The way that some conditions interact in the body and mind might leave some people at risk for ME/CFS, e.g. stress.
Immune dysfunction, may be the cause of the complex mix of symptoms common to ME/CFS. Many scientists think that the problem is not a single virus but rather the immune system that’s supposed to keep those pathogens in check. So while most people host countless dormant viruses from childhood without getting ill, CFS patients may react to them since two types of their immune cells known as natural killer cells and T-cells seem not to function properly.
Hormonal differences and their influence on the immune system are consistent with immune dysfunction, and would also indicate why women who suffer more autoimmune diseases, are so much more likely to suffer ME/CFS than men.
Treatment for Chronic Fatigue Syndrome (CFS/ME) aims to manage and relieve the symptoms, as well as to improve your functional capacity. Your treatment will depend on how CFS/ME is affecting you.Often a multi-disciplinary approach is taken to treatment. But treatment should always be a collaborative process and the focus is always based on your needs and capabilities
Tests and supplements for chronic fatigue syndrome
There’s no single test to tell if someone has chronic fatigue syndrome. A thorough review of the health of family members, medicines, allergies, smoking and drinking habits, often accompanies a thorough physical exam.

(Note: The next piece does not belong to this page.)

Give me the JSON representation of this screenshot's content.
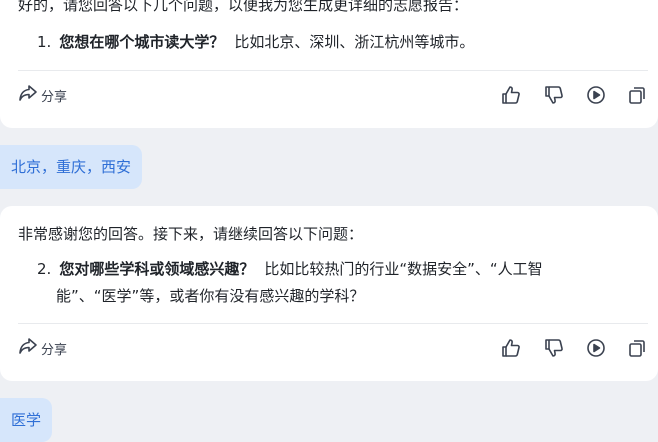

Blood and urine tests help to assess conditions that cause similar symptoms. Typically other diagnoses need to be eliminated before diagnosing chronic fatigue syndrome. These include:
- Sleep disorders. Chronic fatigue can be caused by sleep disorders. A sleep study can determine if your rest is being disturbed by disorders such as obstructive sleep apnoea, restless legs syndrome or insomnia.

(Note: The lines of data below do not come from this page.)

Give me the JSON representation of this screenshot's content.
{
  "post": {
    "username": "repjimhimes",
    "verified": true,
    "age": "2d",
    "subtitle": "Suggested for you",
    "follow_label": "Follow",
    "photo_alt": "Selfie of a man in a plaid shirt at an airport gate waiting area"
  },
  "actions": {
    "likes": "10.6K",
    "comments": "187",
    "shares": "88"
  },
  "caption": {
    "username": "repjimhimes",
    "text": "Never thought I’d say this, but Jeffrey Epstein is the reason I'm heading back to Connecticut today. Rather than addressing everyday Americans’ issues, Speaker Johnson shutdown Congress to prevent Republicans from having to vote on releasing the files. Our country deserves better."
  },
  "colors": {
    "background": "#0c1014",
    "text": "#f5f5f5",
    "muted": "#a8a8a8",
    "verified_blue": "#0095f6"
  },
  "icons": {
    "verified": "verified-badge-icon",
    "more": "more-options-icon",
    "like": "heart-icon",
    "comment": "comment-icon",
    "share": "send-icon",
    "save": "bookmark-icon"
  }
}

- Medical problems. Fatigue is a common symptom in several medical conditions, such as anemia, diabetes and underactive thyroid (hypothyroidism). Blood tests provide evidence here.
- Heart and lung impairments. Problems with your heart or lungs can make you feel more fatigued. An exercise stress test can assess your heart and lung function.
- Mental health issues. Fatigue is also a symptom of a variety of mental health problems, such as depression, anxiety, bipolar disorder and schizophrenia.